IODOFORM, CHI3, a valuable antiseptic discovered by G. S. Sérullas in 1822; in 1834 J. B. Dumas showed that it contained hydrogen. It is formed by the action of iodine and aqueous potash on ethyl alcohol, acetone, acetaldehyde and from most compounds containing the grouping CH3·CO·C−. Its formation from alcohol may be represented thus: C2H5OH + 4I2 + 6KHO = CHI3 + KHCO2 + 5KI + 5H2O. It crystallizes in yellow hexagonal plates, melting at 119-120° C., and is readily soluble in alcohol and ether, but is insoluble in water. It has a characteristic odour and is volatile in steam. On reduction with hydriodic acid, it yields methylene iodide, CH2I2.

More recently, iodoform has been prepared by the electrolysis of a solution of potassium iodide in the presence of alcohol or acetone, the electrolytic cell being fitted with a diaphragm, in order to prevent the hydrogen which is formed at the same time from reducing the iodoform, or from combining with the iodine to form hydriodic acid. K. Elbs uses a solution of potassium iodide and sodium carbonate in water, which with the necessary alcohol is contained in a porous cell fitted with a lead anode, whilst the cathode compartment contains a solution of caustic soda and a nickel electrode. The electrolysis is carried out at a temperature of 70° C., and a current density of one ampère per square decimetre is used. At the end of three hours a yield of 70% of the theoretical quantity is obtained.

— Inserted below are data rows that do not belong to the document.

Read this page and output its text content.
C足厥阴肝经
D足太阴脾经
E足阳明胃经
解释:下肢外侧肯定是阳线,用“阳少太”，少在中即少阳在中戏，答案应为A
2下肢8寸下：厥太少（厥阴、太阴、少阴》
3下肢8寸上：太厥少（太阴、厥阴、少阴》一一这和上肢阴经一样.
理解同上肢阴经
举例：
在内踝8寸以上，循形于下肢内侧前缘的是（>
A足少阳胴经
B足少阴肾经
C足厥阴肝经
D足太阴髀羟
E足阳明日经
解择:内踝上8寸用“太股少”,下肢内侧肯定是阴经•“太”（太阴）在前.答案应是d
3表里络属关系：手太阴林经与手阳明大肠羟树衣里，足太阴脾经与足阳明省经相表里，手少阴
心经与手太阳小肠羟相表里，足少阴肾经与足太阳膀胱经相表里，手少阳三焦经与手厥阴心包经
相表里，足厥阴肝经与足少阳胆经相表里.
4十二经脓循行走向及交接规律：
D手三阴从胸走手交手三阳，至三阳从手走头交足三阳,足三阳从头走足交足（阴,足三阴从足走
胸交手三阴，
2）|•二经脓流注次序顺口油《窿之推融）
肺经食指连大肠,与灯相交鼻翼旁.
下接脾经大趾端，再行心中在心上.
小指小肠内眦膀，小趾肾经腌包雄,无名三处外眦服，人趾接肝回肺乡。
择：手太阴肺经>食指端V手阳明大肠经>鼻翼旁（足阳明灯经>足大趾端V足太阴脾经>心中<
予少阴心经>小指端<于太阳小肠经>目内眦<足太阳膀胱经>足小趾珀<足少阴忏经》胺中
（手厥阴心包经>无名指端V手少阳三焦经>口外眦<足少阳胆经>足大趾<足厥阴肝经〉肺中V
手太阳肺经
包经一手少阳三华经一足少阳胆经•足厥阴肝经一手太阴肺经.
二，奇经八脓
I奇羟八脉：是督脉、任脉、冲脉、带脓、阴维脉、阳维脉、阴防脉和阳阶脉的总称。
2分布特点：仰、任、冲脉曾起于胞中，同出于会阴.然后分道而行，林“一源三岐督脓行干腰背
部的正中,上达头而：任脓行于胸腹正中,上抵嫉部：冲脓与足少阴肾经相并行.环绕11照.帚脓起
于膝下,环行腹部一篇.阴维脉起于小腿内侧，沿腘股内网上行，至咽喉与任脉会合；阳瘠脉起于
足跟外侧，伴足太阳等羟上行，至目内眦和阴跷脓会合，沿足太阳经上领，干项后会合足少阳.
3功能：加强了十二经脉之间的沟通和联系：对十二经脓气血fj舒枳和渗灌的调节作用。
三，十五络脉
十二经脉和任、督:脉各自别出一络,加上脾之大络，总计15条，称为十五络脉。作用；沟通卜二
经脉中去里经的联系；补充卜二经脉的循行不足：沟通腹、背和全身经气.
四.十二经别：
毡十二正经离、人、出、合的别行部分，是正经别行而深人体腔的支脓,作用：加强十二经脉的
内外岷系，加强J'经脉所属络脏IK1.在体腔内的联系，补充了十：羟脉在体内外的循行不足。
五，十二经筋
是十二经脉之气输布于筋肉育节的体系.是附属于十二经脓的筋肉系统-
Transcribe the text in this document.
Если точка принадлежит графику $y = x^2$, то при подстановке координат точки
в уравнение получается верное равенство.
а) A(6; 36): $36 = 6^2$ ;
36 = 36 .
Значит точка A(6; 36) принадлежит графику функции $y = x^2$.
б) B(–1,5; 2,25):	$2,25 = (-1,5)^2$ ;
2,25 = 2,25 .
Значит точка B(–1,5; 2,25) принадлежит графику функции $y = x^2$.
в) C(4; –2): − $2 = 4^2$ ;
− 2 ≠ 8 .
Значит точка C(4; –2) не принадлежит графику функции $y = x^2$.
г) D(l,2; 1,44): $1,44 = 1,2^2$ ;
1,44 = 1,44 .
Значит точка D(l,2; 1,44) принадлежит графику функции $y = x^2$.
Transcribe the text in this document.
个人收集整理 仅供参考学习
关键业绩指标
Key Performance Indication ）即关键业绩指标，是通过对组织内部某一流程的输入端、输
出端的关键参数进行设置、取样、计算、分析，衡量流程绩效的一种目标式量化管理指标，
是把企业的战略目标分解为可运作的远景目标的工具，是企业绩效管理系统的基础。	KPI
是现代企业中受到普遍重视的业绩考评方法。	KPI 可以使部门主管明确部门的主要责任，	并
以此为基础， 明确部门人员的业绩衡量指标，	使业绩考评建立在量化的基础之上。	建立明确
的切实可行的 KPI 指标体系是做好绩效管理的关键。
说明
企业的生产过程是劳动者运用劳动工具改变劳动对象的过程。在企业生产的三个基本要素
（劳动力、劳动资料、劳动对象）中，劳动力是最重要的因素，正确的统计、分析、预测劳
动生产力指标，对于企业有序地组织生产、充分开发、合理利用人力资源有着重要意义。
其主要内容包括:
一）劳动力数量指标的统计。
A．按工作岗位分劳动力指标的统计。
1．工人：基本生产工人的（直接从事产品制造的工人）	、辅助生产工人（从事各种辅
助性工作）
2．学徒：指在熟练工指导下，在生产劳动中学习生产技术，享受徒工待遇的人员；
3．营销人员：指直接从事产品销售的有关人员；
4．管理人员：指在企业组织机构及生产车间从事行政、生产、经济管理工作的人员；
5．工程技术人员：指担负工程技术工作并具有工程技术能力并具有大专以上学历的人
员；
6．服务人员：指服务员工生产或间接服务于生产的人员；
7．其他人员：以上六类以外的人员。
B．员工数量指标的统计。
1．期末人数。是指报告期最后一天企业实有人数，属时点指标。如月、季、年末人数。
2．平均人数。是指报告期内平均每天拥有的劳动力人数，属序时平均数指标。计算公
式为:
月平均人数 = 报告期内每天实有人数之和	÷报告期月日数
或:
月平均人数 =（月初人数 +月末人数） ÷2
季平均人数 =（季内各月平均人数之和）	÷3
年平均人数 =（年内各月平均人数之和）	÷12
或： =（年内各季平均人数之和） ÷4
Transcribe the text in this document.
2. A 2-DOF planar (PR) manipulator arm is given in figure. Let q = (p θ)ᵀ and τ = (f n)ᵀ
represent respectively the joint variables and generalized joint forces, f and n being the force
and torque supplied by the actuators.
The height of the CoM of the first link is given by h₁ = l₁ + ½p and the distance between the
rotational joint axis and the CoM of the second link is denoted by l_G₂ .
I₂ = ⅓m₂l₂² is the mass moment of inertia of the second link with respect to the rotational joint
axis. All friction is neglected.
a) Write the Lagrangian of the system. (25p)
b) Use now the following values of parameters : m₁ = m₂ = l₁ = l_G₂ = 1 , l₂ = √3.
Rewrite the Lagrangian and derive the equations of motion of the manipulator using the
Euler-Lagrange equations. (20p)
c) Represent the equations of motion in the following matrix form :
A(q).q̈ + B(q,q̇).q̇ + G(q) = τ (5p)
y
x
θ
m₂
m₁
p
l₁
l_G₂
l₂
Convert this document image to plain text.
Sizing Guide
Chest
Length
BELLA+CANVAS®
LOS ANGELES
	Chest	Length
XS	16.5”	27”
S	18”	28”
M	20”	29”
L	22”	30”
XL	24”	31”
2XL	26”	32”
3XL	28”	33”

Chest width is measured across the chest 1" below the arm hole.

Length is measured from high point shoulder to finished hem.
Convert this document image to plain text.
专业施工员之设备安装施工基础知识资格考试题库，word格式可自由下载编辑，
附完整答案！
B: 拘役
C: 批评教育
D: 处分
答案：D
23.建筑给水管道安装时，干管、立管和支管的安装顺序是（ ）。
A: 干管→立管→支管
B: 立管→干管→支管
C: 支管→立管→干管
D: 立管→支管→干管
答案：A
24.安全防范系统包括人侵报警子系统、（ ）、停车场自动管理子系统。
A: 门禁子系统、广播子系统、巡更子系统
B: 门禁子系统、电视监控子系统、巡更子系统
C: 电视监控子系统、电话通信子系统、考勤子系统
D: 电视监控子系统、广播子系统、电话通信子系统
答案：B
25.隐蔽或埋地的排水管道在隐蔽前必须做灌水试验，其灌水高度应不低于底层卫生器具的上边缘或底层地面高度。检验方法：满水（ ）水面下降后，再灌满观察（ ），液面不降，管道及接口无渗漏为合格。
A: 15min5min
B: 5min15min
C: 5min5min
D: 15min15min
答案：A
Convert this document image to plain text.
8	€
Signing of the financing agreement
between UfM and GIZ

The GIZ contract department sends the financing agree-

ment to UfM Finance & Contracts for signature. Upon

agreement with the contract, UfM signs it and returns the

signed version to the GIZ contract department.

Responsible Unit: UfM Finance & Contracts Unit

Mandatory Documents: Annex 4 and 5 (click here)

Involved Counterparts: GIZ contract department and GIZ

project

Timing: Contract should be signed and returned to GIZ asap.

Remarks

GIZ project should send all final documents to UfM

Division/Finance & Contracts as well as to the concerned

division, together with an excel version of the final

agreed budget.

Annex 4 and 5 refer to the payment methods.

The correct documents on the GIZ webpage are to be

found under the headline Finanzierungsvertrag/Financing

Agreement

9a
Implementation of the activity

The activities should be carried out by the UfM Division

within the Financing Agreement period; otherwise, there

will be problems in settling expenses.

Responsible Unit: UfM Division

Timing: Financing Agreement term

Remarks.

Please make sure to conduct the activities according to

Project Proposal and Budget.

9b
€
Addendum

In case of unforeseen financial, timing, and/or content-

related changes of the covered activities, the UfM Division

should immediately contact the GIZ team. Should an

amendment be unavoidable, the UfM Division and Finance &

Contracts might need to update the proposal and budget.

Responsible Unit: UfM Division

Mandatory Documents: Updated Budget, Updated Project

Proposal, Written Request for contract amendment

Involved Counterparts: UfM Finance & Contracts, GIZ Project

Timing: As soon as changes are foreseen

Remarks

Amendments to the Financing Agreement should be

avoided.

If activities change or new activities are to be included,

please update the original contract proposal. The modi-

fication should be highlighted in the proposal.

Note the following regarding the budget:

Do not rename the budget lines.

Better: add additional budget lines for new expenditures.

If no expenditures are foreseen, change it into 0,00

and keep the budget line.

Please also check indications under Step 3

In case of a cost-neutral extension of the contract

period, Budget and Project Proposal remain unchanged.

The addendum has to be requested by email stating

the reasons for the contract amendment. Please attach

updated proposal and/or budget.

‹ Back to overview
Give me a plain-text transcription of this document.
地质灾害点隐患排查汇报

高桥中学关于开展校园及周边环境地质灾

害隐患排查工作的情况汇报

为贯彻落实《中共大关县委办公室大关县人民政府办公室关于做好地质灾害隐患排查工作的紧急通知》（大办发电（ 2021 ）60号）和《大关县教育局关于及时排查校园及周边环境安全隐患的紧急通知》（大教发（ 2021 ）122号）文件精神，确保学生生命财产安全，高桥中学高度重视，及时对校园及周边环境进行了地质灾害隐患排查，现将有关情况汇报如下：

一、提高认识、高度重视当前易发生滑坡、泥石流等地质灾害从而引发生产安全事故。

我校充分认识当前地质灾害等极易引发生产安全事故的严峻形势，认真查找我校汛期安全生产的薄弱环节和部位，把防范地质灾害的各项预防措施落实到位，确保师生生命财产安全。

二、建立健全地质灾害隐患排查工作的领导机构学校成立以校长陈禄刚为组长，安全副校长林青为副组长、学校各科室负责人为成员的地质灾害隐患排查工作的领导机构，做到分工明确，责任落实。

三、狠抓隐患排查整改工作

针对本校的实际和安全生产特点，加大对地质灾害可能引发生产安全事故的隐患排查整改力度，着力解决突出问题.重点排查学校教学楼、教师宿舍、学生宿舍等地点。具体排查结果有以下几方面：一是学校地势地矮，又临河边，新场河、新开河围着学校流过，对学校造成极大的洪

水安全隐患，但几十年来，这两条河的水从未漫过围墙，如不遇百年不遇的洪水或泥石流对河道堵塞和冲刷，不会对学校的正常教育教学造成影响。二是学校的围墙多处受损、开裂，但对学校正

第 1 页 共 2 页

IOLA, a city and the county-seat of Allen county, Kansas, U.S.A., on the Neosho river, about 100 m. S. by W. of Kansas City. Pop. (1890) 1706; (1900) 5791, of whom 237 were foreign-born and 207 were negroes; (1905) 10,287; (1910) 9032. It is served by the Atchison, Topeka & Santa Fé, the Missouri Pacific and the Missouri, Kansas & Texas railways. It is pleasantly situated in a level valley where there is a great abundance of natural gas and some fine building stone. The city has large zinc smelters and zinc rolling-mills, a foundry, machine shops, and manufactories of cement, sulphuric acid and brick. The municipality owns and operates its waterworks, gas plant and electric-lighting plant. Iola was founded in 1859 by a company whose members were dissatisfied with the location of the county-seat at Humboldt. It became the county-seat in 1865, was chartered as a city of the third class in 1870 and became a city of the second class in 1898. The rapid growth of the city dates from the discovery of natural gas here, on Christmas Day 1893.